A&F: The comeback








Don’t forget peeps, Abercrombie’s cult A&F magalog returns on Saturday for London customers only. And you have to be over 18. And you have to pay for it (I think). Hey, it matters not, don’t forget these are Bruce Weber pics (of hot boys) we’re talking about. And they’re totally collactable (translation: Ebayable) too.



What a coup!



The collaboration to end all collabrations, H&M have hooked up with Rei Kawakubo of Commes des Garcons to create an exclusive collection for autumn 2008. Included in the range are womenswear, menswear, a smattering of childrenswear as well as a unisex fragance and accessories. Talk about a coup, how do you beat that? Short of Marc Jacobs designing for Gap (which he’s hinted he always wanted to do) I don’t think there’s any point in any more of these collaborations after this one.

The range launches in Tokyo at the beginning of November followed by the rest of the world a few days later. What can we expect to see in the range? Well the great thing about Comme is how it combines wacky pieces with updated classics so my money’s on graphic printed tees, school-girl grey knitwear-with-a-twist, a perfect pleat-top trouser (for men and women), surely a rockabilly fifties frock or two in insane colours like neon pink or yellow and some wear-anywear white shirts. Accessory-wise I can imagine something in garish plastic or rubber (a shopper?), some brothel creeper-esque shoes and maybe a take on a Converse or Vans shoe. My man D suggests something in yellow/black tartan (kilts for men? bomber jackets?), and a version of their pop-coloured zip purses in printed vinyl. What does everyone else think?



The It-bag robberies




Those wretched baglifters are still at it, smashing and grabbing from every It-bag peddler from Bond Street to Sloane Street. On Monday evening the bike-mounted bag-burglers targeted the Fendi store but were papped by photographers stalking Rebecca Loos as they drove past Cipriani in Mayfair with as many as thirty bags hanging off each bike. Although it’s not much fun for a bag designer to have their stock plundered only to have the precious loot unceremoniously flogged on Ebay, it must be a bit of a comfort to know they’ve been targeted. In a way, these robberies are serving as quite the accidental barometer of what’s hot and what’s not in arm candy. So far, Luella, Anya Hindmarch, Mulberry, Louis Vuitton, Jimmy Choo and Salvatore Ferragamo have all been victims, imagine the shame if you were the only bag shop that wasn’t being raided, you’d almost have to stage a robbery yourself, just to save face.



Naughty numpties



The latest round of autumn-winter press days has just begun and amongst the booty we can look forward to in our goody bags are vouchers to spend at the high street department stores.
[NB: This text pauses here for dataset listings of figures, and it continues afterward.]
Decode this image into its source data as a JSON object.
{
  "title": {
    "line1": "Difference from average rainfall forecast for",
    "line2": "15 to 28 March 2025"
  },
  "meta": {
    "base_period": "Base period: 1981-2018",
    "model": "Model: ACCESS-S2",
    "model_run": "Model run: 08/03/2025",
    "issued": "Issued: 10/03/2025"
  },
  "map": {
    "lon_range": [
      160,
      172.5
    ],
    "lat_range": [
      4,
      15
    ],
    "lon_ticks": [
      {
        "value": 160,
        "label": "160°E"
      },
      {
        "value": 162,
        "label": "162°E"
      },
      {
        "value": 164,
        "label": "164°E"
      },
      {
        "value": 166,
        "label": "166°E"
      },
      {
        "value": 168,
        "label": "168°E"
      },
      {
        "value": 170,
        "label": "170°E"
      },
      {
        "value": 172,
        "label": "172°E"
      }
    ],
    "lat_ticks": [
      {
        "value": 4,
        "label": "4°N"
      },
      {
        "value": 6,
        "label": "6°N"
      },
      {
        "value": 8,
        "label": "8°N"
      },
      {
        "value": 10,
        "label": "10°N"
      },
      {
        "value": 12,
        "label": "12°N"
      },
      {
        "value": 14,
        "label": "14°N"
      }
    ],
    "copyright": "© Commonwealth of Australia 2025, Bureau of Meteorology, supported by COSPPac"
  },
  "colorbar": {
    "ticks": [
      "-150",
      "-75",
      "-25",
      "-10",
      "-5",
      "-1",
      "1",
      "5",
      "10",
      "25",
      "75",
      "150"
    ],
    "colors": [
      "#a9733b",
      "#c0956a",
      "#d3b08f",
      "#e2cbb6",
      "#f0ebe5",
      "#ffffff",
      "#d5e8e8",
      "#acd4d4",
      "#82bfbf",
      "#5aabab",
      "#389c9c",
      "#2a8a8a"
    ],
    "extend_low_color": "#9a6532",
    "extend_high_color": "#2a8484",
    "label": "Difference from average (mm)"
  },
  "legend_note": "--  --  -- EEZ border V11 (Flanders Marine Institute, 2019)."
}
A while ago, certain stores decided (correctly) that we’d far rather be given gift vouchers to spend on items of our own choosing than the usual scarf, bag or necklace. (Actually, we’d rather have the cash but that would be a bit too greedy.) Alas, an unfortunate turn of events has taken place that may put an end to the gift voucher tradition.

Four press officers for a well-known department store have been sacked following an investigation into a gift voucher scam. It seems these hapless PRs were ordering rather too many gift vouchers for phantom ‘competitions’ and then spending them themselves. So did they go to an off-radar branch of their store to spend said vouchers? No, they spent them in the Oxford Street store, mere yards from their press office and were caught on camera committing the offence. Doh! Still, it’s not as bad as the PR for another high street chain (clue: it’s the one that has sales hat start at 5’oclock in the morning) who was sacked for selling press samples on a market stall. Euww, how common!